Église de CHANONAT

Adresse : Place de l’Eglise

Actuellement petit parking à proximité, un autre plus grand vers le cimetière mais inaccessible (travaux en cours). Petit parking également proche de la mairie à 150 m de l’église.

   Eglise Saint-Etienne

inscrite aux Monuments historiques le 27 octobre 1986.

L’église n’a jamais fait l’objet d’études archéologiques ni historiques, de telle sorte qu’en l’absence complète de documents écrits ou figurés, c’est la seule observation des lieux qui est en mesure d’apporter quelques informations sur l’histoire de sa construction.

Le village de Chanonat comportait autrefois un prieuré bénédictin dépendant de l’abbaye de Port-Dieu,(situé à Confolent-Port Dieu en Corrèze dépendante de l’abbaye de La Chaise Dieu), mentionné pour la première fois en 1264. Celui-ci se composait de bâtiments fortifiés et de l’église actuelle.

A l’extérieur façade sud, on peut remarquer un étonnant décor au-dessus de la porte d’entrée, peu courant en Auvergne. Si ce monument a appartenu à l’ordre des Templiers il est normal que l’on puisse relever des détails architecturaux venus d’ailleurs comme des frises de même type dans les églises de l’Ouest, en Charente par exemple. Par contre les modillons qui soutiennent la corniche sont typiquement auvergnats, souvent à copeaux.

La façade ouest offre un porche souligné par le même décor que la porte sud, surmonté d’une fenêtre entourée d’un cordon à billette souvent trouvé en Auvergne. Ce type de décor se retrouve en Catalogne…notamment à Ourgeil, pas très loin d’Andorre.

A l’intérieur quand on entre dans cette église on est frappé par son architecture à nef unique et à élévation simple, ce qui a du simplifier sa construction ne nécessitant pas de contreforts. Il est vraisemblable que la construction postérieure d’annexes telles que les différentes chapelles au nord et au sud ait pu améliorer la stabilité de l’édifice. Elle est représentative des transformations que peuvent subir les petits édifices au cours des siècles, sans altération de leur authenticité. L’édifice est donc d’origine romane avec une nef unique et un  faux transept peu saillant qui se termine par des petites chapelles semi-circulaires et un chœur composé de deux travées droites, ces deux derniers éléments étant d’époque plus récente (17e et 18e siècle).

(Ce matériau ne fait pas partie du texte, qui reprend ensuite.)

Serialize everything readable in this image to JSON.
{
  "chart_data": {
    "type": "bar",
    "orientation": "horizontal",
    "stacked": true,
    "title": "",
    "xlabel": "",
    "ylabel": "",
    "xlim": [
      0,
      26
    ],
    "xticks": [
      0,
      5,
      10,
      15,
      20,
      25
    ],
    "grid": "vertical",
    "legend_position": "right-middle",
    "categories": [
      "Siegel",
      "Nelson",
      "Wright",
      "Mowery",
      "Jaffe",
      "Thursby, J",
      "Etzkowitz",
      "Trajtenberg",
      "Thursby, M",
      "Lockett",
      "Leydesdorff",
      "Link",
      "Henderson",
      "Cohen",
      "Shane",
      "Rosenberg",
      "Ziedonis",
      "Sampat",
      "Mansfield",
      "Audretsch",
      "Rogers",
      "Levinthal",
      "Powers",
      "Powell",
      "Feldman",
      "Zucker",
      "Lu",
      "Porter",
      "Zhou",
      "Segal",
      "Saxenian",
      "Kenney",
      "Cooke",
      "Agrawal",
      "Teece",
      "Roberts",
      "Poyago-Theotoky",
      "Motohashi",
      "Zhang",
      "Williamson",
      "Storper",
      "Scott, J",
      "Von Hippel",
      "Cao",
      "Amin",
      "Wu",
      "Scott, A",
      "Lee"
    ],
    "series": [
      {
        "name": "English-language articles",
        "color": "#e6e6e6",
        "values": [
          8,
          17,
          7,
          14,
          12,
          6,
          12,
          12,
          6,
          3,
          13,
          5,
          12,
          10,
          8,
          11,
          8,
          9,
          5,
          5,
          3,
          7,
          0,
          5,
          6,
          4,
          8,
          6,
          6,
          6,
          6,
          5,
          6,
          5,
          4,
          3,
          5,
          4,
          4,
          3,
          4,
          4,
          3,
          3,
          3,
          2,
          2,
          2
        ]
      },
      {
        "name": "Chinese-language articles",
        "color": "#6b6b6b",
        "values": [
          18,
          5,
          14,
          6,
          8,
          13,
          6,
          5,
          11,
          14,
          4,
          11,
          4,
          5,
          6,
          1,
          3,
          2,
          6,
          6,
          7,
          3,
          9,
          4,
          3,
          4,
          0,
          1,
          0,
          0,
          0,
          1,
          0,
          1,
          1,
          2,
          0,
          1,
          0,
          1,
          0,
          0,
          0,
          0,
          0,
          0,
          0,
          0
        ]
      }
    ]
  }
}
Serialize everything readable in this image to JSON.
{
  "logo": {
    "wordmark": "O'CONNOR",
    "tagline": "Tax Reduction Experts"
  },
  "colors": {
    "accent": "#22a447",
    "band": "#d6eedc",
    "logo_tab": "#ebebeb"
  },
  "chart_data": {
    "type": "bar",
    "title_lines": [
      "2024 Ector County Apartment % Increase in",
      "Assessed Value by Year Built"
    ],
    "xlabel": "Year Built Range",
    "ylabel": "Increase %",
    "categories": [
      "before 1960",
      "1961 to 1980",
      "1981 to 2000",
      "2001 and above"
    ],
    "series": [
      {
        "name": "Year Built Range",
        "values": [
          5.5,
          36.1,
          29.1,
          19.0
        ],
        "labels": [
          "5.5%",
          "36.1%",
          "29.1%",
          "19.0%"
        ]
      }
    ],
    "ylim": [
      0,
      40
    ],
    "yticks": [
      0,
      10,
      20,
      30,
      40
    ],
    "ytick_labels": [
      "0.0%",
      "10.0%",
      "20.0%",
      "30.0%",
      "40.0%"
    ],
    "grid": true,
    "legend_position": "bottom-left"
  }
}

 Ce chœur modifié il y a 200 ans environ,  s’achève  par un fond plat  éclairé par trois lancettes garnies de vitraux du peintre verrier clermontois THIBAUD. Initialement de forme arrondie, en forme d’abside, il composait avec le transept une croix grecque évoquant les églises orientales, monument initié par des moines combattants (Hospitaliers ou Templiers?…)

Dans le chœur a été aménagé le tabernacle entouré d’une oeuvre contemporaine (bois, lave émaillée sur plaques de Volvic) réalisée par François Rudel, sculpteur et René Mussilier.

A proximité du chœur, la chapelle nord malgré l’emplacement actuellement des bancs,  est dédiée à St Etienne diacre, premier martyr, mort par lapidation,  patron de la paroisse, représenté par un vitrail, et sur le décor de l’autel en marbre, avec sa statue au dessus. La chapelle sud de même style est ornée comme la précédente, également de culots en pointe d’ogive représentant des personnages, seigneurs ou riches donateurs du village? (ornements classiques dès le XIVe siècle)

Dans la nef, outre des statues du XVIII polychrome dorées (Ste Anne, l’Ange Gabriel et Tobie…)   des objets mobiliers  sont classés :

  • le Christ en croix, la Vierge et Saint Jean Baptiste, statues, bois, début du xv siècle, 
  • un bénitier, du XIVe siècle, à droite en entrant (sans doute ancienne fontaine de par sa taille pouvant provenir d’une commanderie proche, ou d’une abbaye comme l’indiquerait son décor…Port Dieu, Cluny?)

Dans la chapelle sud arrondie du transept, un tableau du XVIII représentant la martyr de St Etienne lapidé devant Paul (le futur St Paul avant sa conversion) a été récemment restauré par la municipalité en 2005

Dans la nef, chapelle nord, se trouve une petite niche derrière une grille dans laquelle est placée une statue de Notre Dame de l’Arbre* du XVIII ème, copie de l’ancienne qui a été détruite par le feu. Dans la chapelle sud un confessionnal de belle facture. 

A la tribune, un retable du XVII ème appartenait vraisemblablement à l’ancien autel.  Juxtaposés à ce retable  deux panneaux représentants la Charité et la Chasteté, vertus habituellement représentées par des figures féminines et non par des hommes comme ici, présentent de ce fait un intérêt iconographique certain.